Dueño de su palabra ceñida y luminosa, Rubén Bonifaz Nuño, nos biografía la vida, que es de todos y que alguna vez, o muchas veces, se pudo llamar Julia, Eloisa y Betina, aunque la desnuda realidad lo impulsa a cantar con desértico acento:
“Casa de muchos huéspedes, tu vida
no tuvo nunca el que esperaste.”
Y aquí se nos viene a la memoria del corazón lo expresado por Goethe: “El eterno femenino nos guía hacia lo alto”. Femenina es la muerte. Rubén Bonifaz Nuño, desde su tigre alado, nos ha dicho:
“Desolada
opulencia del temor. Y solo
por el gusto de morir,
vivimos”.
Poeta grande entre los grandes, Rubén Bonifaz Nuño, nacido en Córdoba, Veracruz, 12 de noviembre 1923 y nacido a la poesía, a la que tan fiel ha sido siempre, con La muerte del ángel, para culminar con la La flama en el espejo. Ahí donde “los contrarios en alianza”, ven arder “la belleza victoriosa”, porque ahí, el poeta, logra el “poder de las llaves que guardan los signos de su mano”, eso que “a plena luz se oculta”. Y conoce y nos da a conocer el secreto:
“Y es amor la respuesta sola,
y hay amor –alma, lo sabes-
como el amor que se le debe”.
“Puritas cordis”. Sí, la poesía de Rubén Bonifaz Nuño alcanza, en luz de inteligencia, la pureza del corazón.

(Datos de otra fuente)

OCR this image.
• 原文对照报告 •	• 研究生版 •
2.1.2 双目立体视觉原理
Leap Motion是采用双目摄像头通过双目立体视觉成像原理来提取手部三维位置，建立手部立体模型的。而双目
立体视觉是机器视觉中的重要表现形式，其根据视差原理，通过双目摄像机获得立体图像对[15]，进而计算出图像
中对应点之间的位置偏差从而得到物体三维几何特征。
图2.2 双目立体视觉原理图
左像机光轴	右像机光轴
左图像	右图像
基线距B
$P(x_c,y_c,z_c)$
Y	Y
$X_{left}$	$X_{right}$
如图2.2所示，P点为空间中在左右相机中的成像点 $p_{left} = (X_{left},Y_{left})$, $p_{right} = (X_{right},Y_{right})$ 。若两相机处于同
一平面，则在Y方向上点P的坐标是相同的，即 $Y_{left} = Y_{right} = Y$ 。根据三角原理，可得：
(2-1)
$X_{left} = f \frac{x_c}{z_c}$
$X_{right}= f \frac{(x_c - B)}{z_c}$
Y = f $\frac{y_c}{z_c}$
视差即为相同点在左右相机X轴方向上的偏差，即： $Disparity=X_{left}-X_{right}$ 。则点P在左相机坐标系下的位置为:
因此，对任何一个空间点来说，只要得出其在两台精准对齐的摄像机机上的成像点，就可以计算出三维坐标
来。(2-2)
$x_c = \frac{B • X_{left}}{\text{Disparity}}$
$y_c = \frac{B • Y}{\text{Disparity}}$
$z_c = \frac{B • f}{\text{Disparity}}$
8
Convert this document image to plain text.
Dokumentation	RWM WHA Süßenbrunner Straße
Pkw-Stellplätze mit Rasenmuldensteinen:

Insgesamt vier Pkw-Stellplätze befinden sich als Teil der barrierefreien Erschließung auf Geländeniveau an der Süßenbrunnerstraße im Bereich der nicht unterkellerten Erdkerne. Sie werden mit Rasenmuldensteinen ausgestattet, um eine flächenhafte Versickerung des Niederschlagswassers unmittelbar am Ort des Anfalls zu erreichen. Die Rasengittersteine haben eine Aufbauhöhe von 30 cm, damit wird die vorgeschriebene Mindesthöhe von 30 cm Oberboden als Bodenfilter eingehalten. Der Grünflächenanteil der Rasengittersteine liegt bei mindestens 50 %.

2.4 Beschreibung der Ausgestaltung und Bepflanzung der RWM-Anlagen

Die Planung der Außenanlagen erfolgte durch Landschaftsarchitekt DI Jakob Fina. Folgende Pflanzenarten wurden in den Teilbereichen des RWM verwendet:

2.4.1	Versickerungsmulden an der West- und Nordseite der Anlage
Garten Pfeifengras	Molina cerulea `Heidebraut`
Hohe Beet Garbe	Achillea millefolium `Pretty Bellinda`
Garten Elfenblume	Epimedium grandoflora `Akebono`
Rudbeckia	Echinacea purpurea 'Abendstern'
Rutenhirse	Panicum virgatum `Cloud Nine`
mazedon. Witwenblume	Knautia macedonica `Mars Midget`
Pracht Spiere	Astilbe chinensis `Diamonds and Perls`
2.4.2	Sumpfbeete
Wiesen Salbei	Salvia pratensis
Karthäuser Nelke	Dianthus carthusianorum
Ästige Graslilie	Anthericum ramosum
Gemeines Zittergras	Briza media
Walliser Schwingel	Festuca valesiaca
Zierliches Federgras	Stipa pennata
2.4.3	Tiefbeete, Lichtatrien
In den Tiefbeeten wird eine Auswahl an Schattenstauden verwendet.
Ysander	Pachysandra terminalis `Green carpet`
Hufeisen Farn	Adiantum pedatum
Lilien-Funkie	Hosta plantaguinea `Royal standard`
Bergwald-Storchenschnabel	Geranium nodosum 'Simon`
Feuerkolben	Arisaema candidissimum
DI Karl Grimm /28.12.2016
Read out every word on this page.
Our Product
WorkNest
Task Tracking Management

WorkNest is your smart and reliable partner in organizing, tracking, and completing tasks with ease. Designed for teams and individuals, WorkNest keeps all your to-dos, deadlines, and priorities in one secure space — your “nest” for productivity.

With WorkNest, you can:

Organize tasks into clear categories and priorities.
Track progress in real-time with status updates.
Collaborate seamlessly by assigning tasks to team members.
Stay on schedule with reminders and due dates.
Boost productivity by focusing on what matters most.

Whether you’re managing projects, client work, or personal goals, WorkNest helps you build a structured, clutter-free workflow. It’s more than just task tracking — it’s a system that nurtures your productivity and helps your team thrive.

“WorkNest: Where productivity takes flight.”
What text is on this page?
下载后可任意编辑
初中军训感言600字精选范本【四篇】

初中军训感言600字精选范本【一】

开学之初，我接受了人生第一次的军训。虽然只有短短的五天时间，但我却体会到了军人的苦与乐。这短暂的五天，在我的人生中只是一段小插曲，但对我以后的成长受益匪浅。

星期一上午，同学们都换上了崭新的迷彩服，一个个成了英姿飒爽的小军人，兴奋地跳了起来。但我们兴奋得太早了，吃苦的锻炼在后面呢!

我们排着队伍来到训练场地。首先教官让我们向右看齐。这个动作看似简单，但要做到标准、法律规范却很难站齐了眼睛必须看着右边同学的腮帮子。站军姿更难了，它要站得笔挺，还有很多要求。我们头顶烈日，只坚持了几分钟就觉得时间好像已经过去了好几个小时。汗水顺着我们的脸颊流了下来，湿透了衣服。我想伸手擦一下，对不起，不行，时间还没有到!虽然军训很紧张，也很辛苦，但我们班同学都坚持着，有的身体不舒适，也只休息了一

Y como diría Casiano: “Con el fin de obtener esta pureza de corazón debemos hacer y buscar todo cuanto podamos buscar.” El poeta ha buscado por “El ala del tigre”, por “Los demonios y los días”, por “Fuego
de pobres”, “Por el manto y la corona”, “Por imágenes...” Ha buscado y hallado en vívida flama, para darse a manos llenas.
En Rubén Bonifaz Nuño se reencuentran la teoría y la praxis. “In Veritate”. Y, en la verdad de lo vivido y de la verdad de lo vivido, nace su palabra, es decir, su poesía, en unión de fieras y ángeles reconciliados
en ese “su absorto cántaro atmosférico”, tan antiguo y tan nuevo como el sol de cada día.